Mary-Louise Parker

Dear Mr. You, Mary-Louise ParkerMary-Louise Parker
Dear Mr. You 

If you think Mary-Louise Parker’s acting is good, wait til you see her writing. On every page of this juicy, big-hearted book you’ll find the same qualities that make her captivating on a screen. Parker is deeply engaged in the business of living, its messes and confusions and delirious joys, and it shows.

Dear Mr. You is a collection of letters to the males who have been significant in her life. She writes to relatives, an ex-lover, a rock star, NASA, a priest, the husband of a friend. There is gratitude, unfinished business, explanation, and eulogy—not to mention an uproarious account of how she came to be involved in castrating a goat. (It was to spare the ravaged she-goats, who were licking their “ladytown privates” and “looking like they’d give up their feed ration for a tube of Vagisil.”)

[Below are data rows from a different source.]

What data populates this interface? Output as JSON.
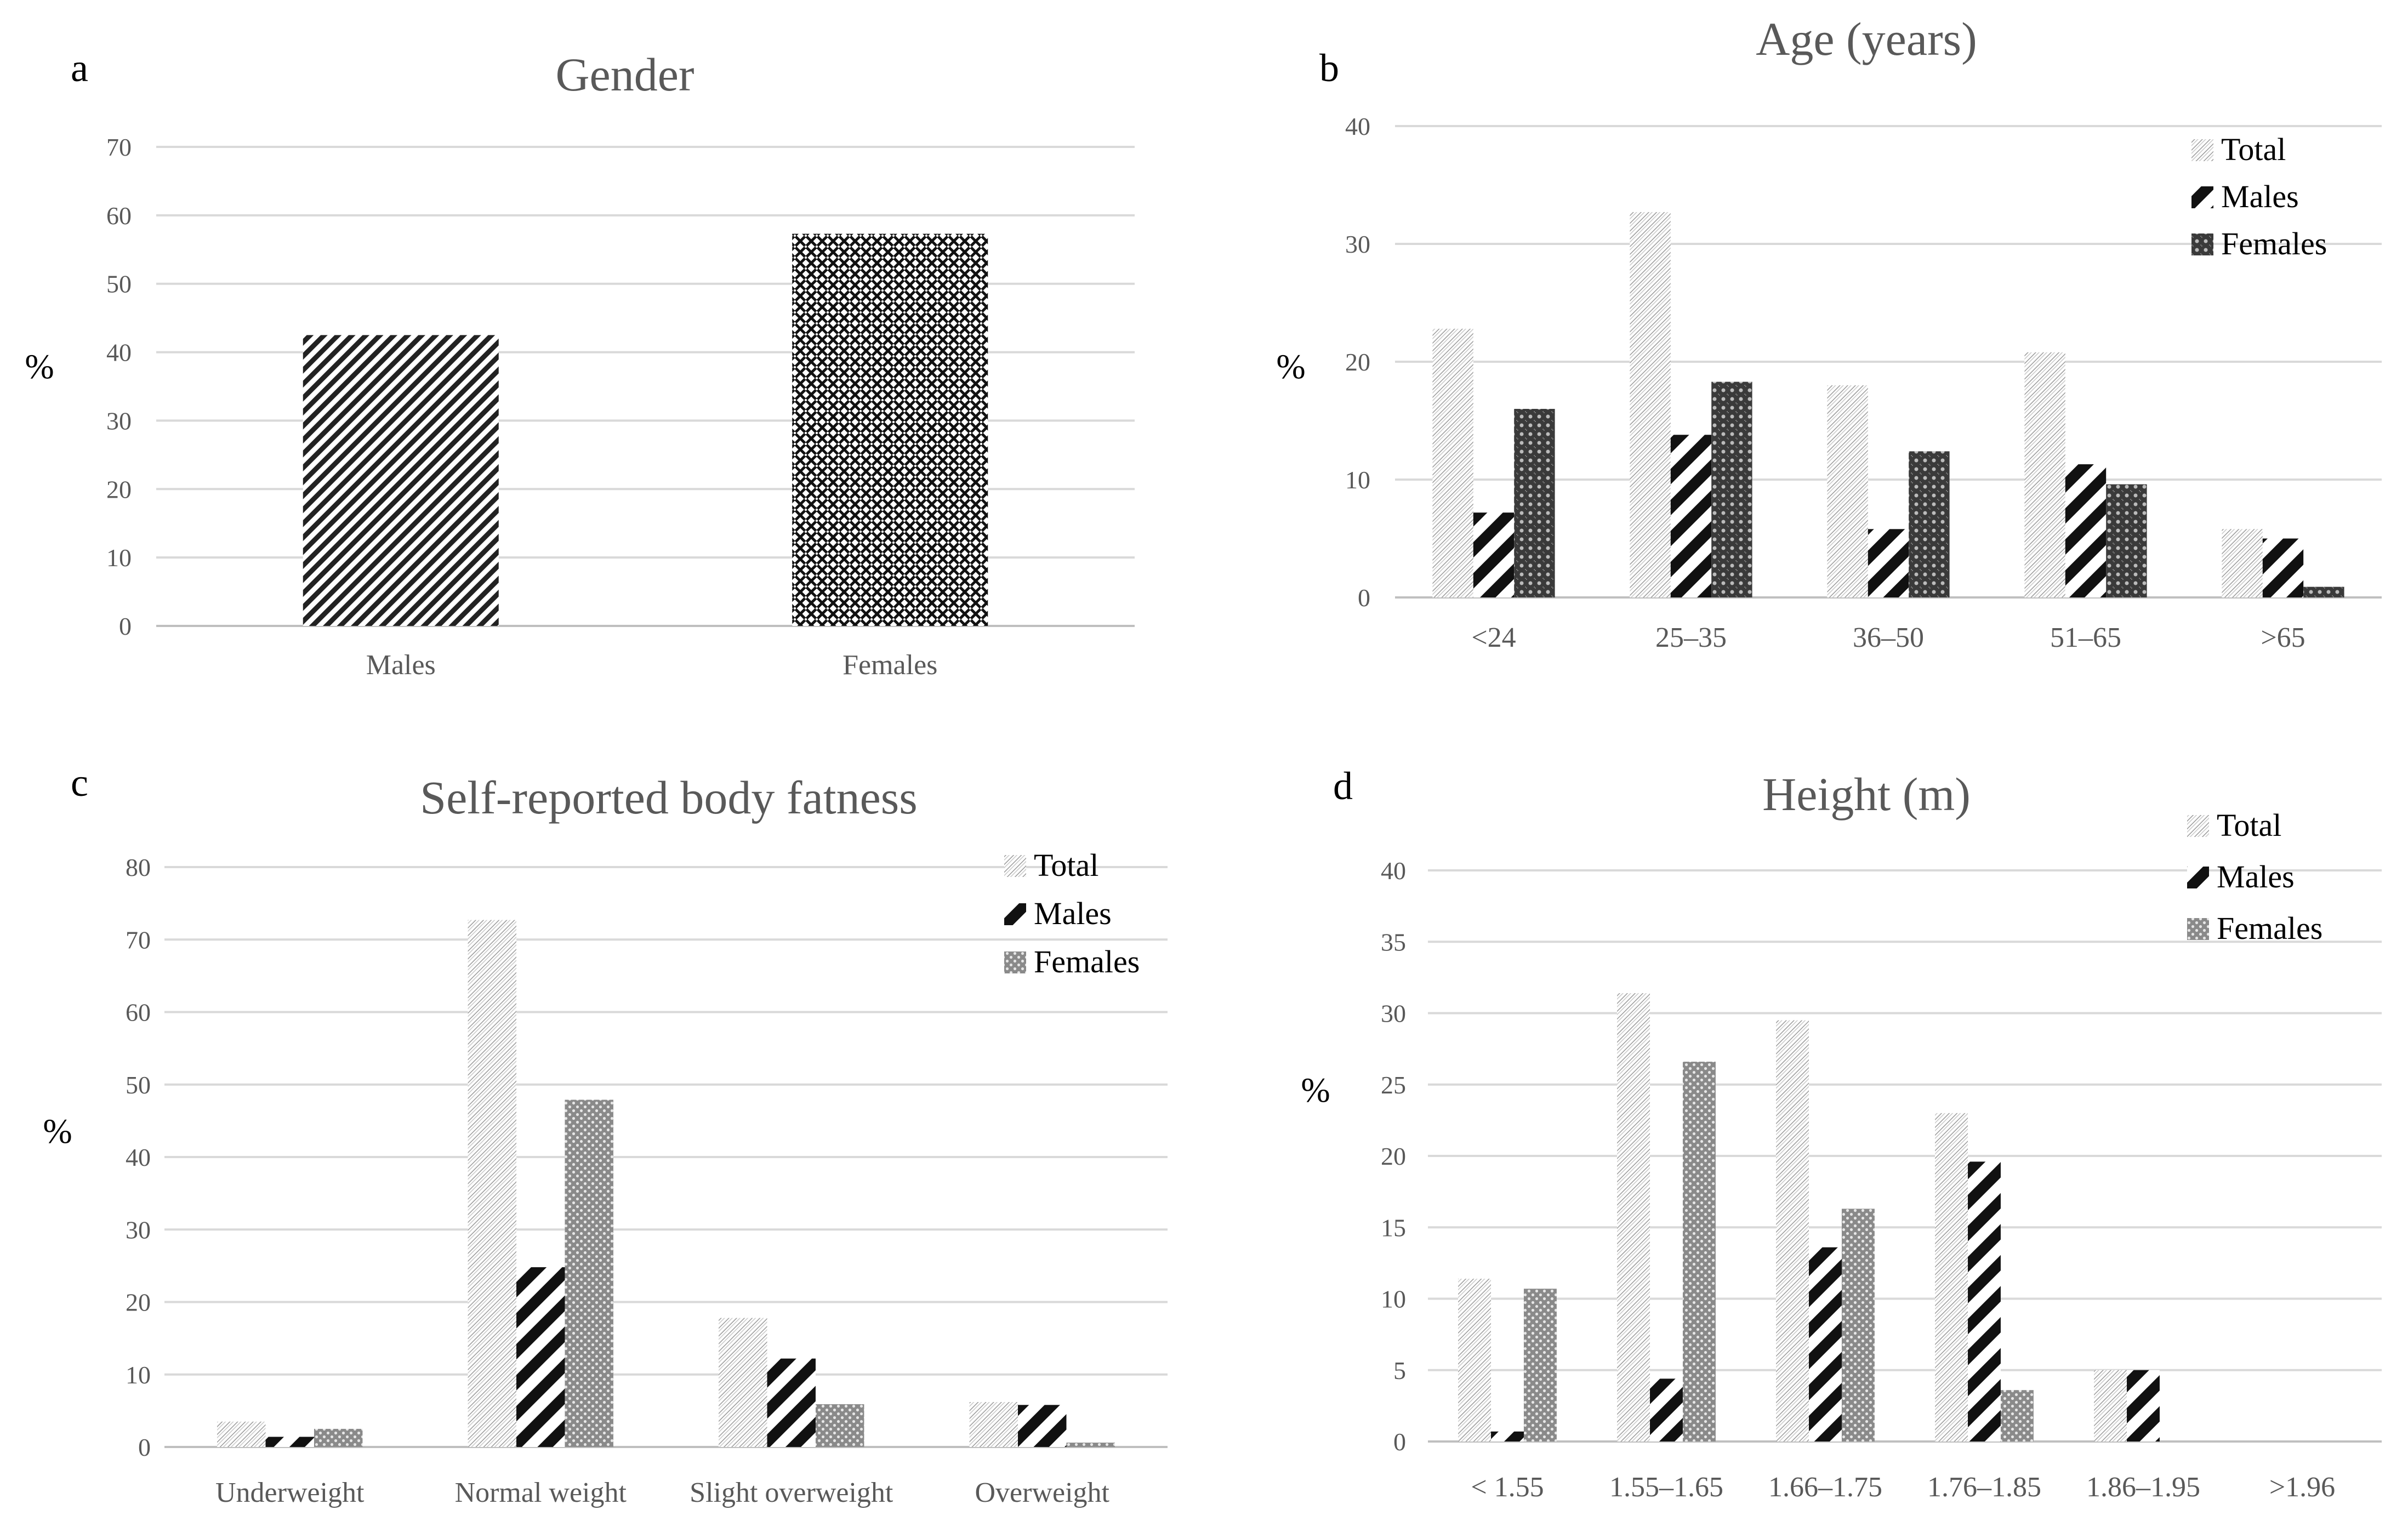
{
  "chart_data": [
    {
      "id": "a",
      "panel_label": "a",
      "type": "bar",
      "title": "Gender",
      "ylabel": "%",
      "ylim": [
        0,
        70
      ],
      "yticks": [
        0,
        10,
        20,
        30,
        40,
        50,
        60,
        70
      ],
      "categories": [
        "Males",
        "Females"
      ],
      "series": [
        {
          "values": [
            42.5,
            57.3
          ],
          "patterns": [
            "pat-diag-medium",
            "pat-cross-dark"
          ]
        }
      ],
      "grid": true,
      "legend": null
    },
    {
      "id": "b",
      "panel_label": "b",
      "type": "bar",
      "title": "Age (years)",
      "ylabel": "%",
      "ylim": [
        0,
        40
      ],
      "yticks": [
        0,
        10,
        20,
        30,
        40
      ],
      "categories": [
        "<24",
        "25–35",
        "36–50",
        "51–65",
        ">65"
      ],
      "series": [
        {
          "name": "Total",
          "values": [
            22.8,
            32.7,
            18.0,
            20.8,
            5.8
          ],
          "pattern": "pat-total"
        },
        {
          "name": "Males",
          "values": [
            7.2,
            13.8,
            5.8,
            11.3,
            5.0
          ],
          "pattern": "pat-males"
        },
        {
          "name": "Females",
          "values": [
            16.0,
            18.3,
            12.4,
            9.6,
            0.9
          ],
          "pattern": "pat-females-dark"
        }
      ],
      "grid": true,
      "legend": "top-right"
    },
    {
      "id": "c",
      "panel_label": "c",
      "type": "bar",
      "title": "Self-reported  body fatness",
      "ylabel": "%",
      "ylim": [
        0,
        80
      ],
      "yticks": [
        0,
        10,
        20,
        30,
        40,
        50,
        60,
        70,
        80
      ],
      "categories": [
        "Underweight",
        "Normal weight",
        "Slight overweight",
        "Overweight"
      ],
      "series": [
        {
          "name": "Total",
          "values": [
            3.5,
            72.7,
            17.8,
            6.2
          ],
          "pattern": "pat-total"
        },
        {
          "name": "Males",
          "values": [
            1.4,
            24.8,
            12.2,
            5.8
          ],
          "pattern": "pat-males"
        },
        {
          "name": "Females",
          "values": [
            2.5,
            47.9,
            5.9,
            0.6
          ],
          "pattern": "pat-females-light"
        }
      ],
      "grid": true,
      "legend": "top-right"
    },
    {
      "id": "d",
      "panel_label": "d",
      "type": "bar",
      "title": "Height (m)",
      "ylabel": "%",
      "ylim": [
        0,
        40
      ],
      "yticks": [
        0,
        5,
        10,
        15,
        20,
        25,
        30,
        35,
        40
      ],
      "categories": [
        "< 1.55",
        "1.55–1.65",
        "1.66–1.75",
        "1.76–1.85",
        "1.86–1.95",
        ">1.96"
      ],
      "series": [
        {
          "name": "Total",
          "values": [
            11.4,
            31.4,
            29.5,
            23.0,
            5.0,
            0
          ],
          "pattern": "pat-total"
        },
        {
          "name": "Males",
          "values": [
            0.7,
            4.4,
            13.6,
            19.6,
            5.0,
            0
          ],
          "pattern": "pat-males"
        },
        {
          "name": "Females",
          "values": [
            10.7,
            26.6,
            16.3,
            3.6,
            0,
            0
          ],
          "pattern": "pat-females-light"
        }
      ],
      "grid": true,
      "legend": "top-right"
    }
  ]
}
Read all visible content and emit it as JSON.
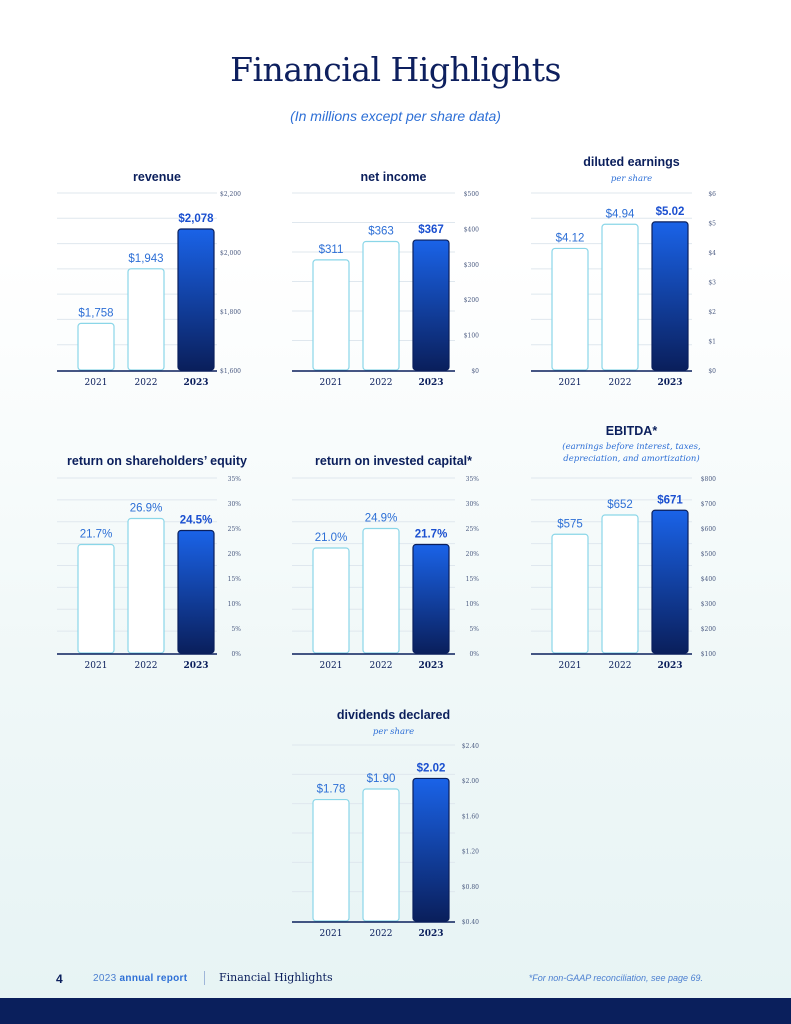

“Dear Orderly” spells out Parker’s adamant refusal to let her newborn baby be taken to the hospital nursery. She is incoherent with exhaustion and readily admits, “I may put a fresh spin on ruinous parenting,” but her son will not be spending “a lonely and sucky first night on earth.” Not if she can help it.

The book begins and ends with Parker’s father, who survived a forced march in the Philippines during World War II despite the bullet in his leg. “This is your family I am running here,” she reminds him. “I can’t take credit for more than remembering to point to you when I do something right and for continuing to put one foot in front of the other when I lose heart. We all miss you something fierce, those of us who wouldn’t exist had you not kept walking when an ordinary person would have fallen to his knees.”